At 11:30 am on 18 October 1968, the flat was raided by Sgt. Norman Pilcher, of Scotland Yard's Drugs Squad. In 1974, Lennon remembered that Ono answered the front door as a female voice had said (over the intercom), that there was a message from the Apple office. Ono opened the door and saw the female with five men, who were all dressed in plain-clothes. She panicked and closed the door, thinking they were Beatles' fans.
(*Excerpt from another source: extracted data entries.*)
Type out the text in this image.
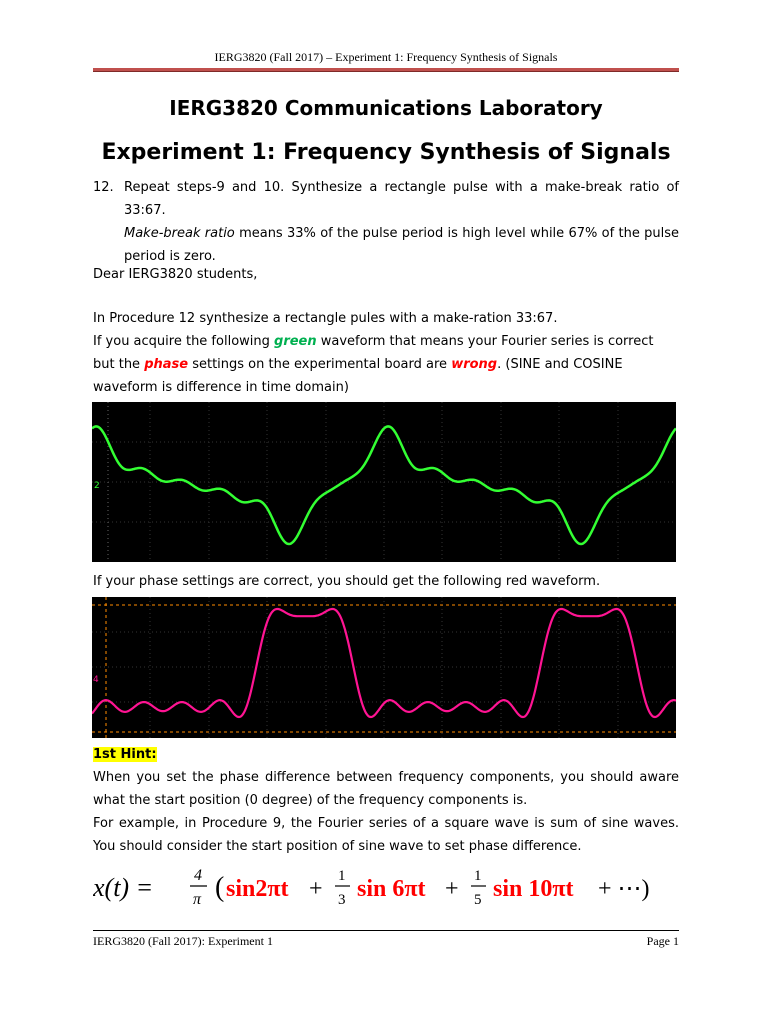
IERG3820 (Fall 2017) – Experiment 1: Frequency Synthesis of Signals
IERG3820 Communications Laboratory
Experiment 1: Frequency Synthesis of Signals
12. Repeat steps-9 and 10. Synthesize a rectangle pulse with a make-break ratio of 33:67.
Make-break ratio means 33% of the pulse period is high level while 67% of the pulse period is zero.
Dear IERG3820 students,
In Procedure 12 synthesize a rectangle pules with a make-ration 33:67.
If you acquire the following green waveform that means your Fourier series is correct but the phase settings on the experimental board are wrong. (SINE and COSINE waveform is difference in time domain)
2
If your phase settings are correct, you should get the following red waveform.
4
1st Hint:
When you set the phase difference between frequency components, you should aware what the start position (0 degree) of the frequency components is.
For example, in Procedure 9, the Fourier series of a square wave is sum of sine waves. You should consider the start position of sine wave to set phase difference.
x(t) =	4
π ( sin2πt + 1
3 sin 6πt + 1
5 sin 10πt + ⋯)
IERG3820 (Fall 2017): Experiment 1	Page 1
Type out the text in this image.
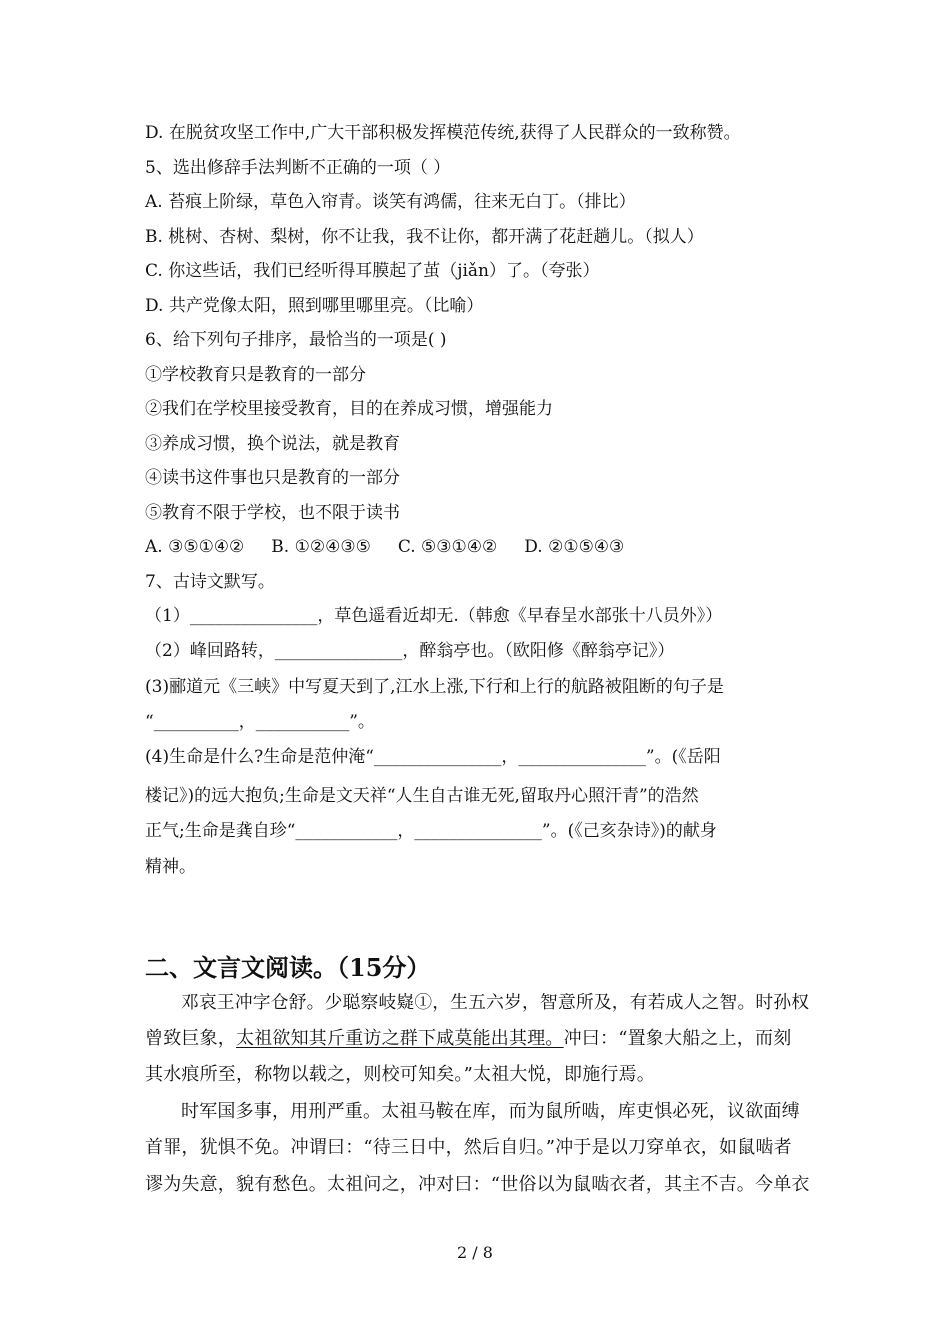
D. 在脱贫攻坚工作中,广大干部积极发挥模范传统,获得了人民群众的一致称赞。
5、选出修辞手法判断不正确的一项（ ）
A. 苔痕上阶绿，草色入帘青。谈笑有鸿儒，往来无白丁。（排比）
B. 桃树、杏树、梨树，你不让我，我不让你，都开满了花赶趟儿。（拟人）
C. 你这些话，我们已经听得耳膜起了茧（jiǎn）了。（夸张）
D. 共产党像太阳，照到哪里哪里亮。（比喻）
6、给下列句子排序，最恰当的一项是( )
①学校教育只是教育的一部分
②我们在学校里接受教育，目的在养成习惯，增强能力
③养成习惯，换个说法，就是教育
④读书这件事也只是教育的一部分
⑤教育不限于学校，也不限于读书
A. ③⑤①④②     B. ①②④③⑤     C. ⑤③①④②     D. ②①⑤④③
7、古诗文默写。
（1）_______________，草色遥看近却无.（韩愈《早春呈水部张十八员外》）
（2）峰回路转，_______________，醉翁亭也。（欧阳修《醉翁亭记》）
(3)郦道元《三峡》中写夏天到了,江水上涨,下行和上行的航路被阻断的句子是
“__________，___________”。
(4)生命是什么?生命是范仲淹“_______________，_______________”。(《岳阳
楼记》)的远大抱负;生命是文天祥“人生自古谁无死,留取丹心照汗青”的浩然
正气;生命是龚自珍“____________，_______________”。(《己亥杂诗》)的献身
精神。
二、文言文阅读。（15分）
邓哀王冲字仓舒。少聪察岐嶷①，生五六岁，智意所及，有若成人之智。时孙权
曾致巨象，太祖欲知其斤重访之群下咸莫能出其理。冲曰：“置象大船之上，而刻
其水痕所至，称物以载之，则校可知矣。”太祖大悦，即施行焉。
时军国多事，用刑严重。太祖马鞍在库，而为鼠所啮，库吏惧必死，议欲面缚
首罪，犹惧不免。冲谓曰：“待三日中，然后自归。”冲于是以刀穿单衣，如鼠啮者
谬为失意，貌有愁色。太祖问之，冲对曰：“世俗以为鼠啮衣者，其主不吉。今单衣
2 / 8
Meanwhile, at the back window, another person was banging on the window and holding up a search warrant for Lennon to read. As Lennon was also panicking—not knowing at that point that they were all police officers—the raid consisted of seven police officers and two police dogs—he played for time and refused to open the window. Because of this, Pilcher later accused Lennon of obstruction of justice, which was a crime. Inside the flat, the police searched every room thoroughly, even though Lennon was supposed to accompany them whilst they did so, according to the law. Pilcher then summoned Lennon and pointed to a binocular case on a mantelpiece, asking him, "Is this yours?" Lennon replied in the affirmative, and was then shown 219 grams of hashish, which was in the case.

Lennon:

Don Shorter [a Daily Express reporter] had told us, 'They're coming to get you', three weeks before. So, believe me, I'd cleaned the house out, because Jimi Hendrix had lived there in the apartment, and I'm not stupid. I went through the whole damn house.

Both were arrested, with Lennon pleading guilty to hashish possession, absolving Ono, who miscarried not long after. Lennon was fined £150 ($360). Note: in November 1973, Pilcher was arrested for conspiracy to pervert the course of justice after it was alleged he had committed perjury. He was convicted and sentenced to four years imprisonment. After the raid, the landlord sought an injunction against Starr on 19 February 1969, forbidding anyone but Starr or his family to live there, and allowing no music or instruments to be played. Starr appealed, and a compromise was offered; only Starr or a family member would live in the flat. To finally settle the case, Starr sold the lease on 28 February 1969.

==Legacy==
A music label owner, Reynold D’Silva, bought the flat for £550,000 in 2002, beating a rival bid from Noel Gallagher. D’Silva considered opening it as a music museum, but decided to rent it instead, for £795 per week. Author Barry Miles contended that 34 Montagu Square "clearly qualifies as a candidate for one of the blue marker plaques that the City of Westminster fixes to buildings of historical interest". On Saturday 23 October 2010, following a 10-year campaign by proposer, Peter Davies, and in front of 100 people, Yoko Ono unveiled a Blue Plaque at 34 Montagu Square: "John Lennon, 1940–1980, Musician and songwriter, lived here in 1968". Beatles' biographer, Hunter Davies, started the unveiling ceremony, with Rod Davis, from Lennon's first group, The Quarrymen, in the gathering. Ono said:

I am very honoured to unveil this blue plaque and thank English Heritage for honouring John in this way. This particular flat has many memories for me and is a very interesting part of our history. In what would have been John's 70th year, I am grateful to you all for commemorating John and this particular part of his London life, one which spawned so much of his great music and great art.

Davis also commented:

He [Lennon] would think it highly amusing that they've put up a plaque here, considering what happened here. If only they'd mentioned the drugs bust on the bottom of the plaque. Wherever he is, he would have a great chuckle about this one.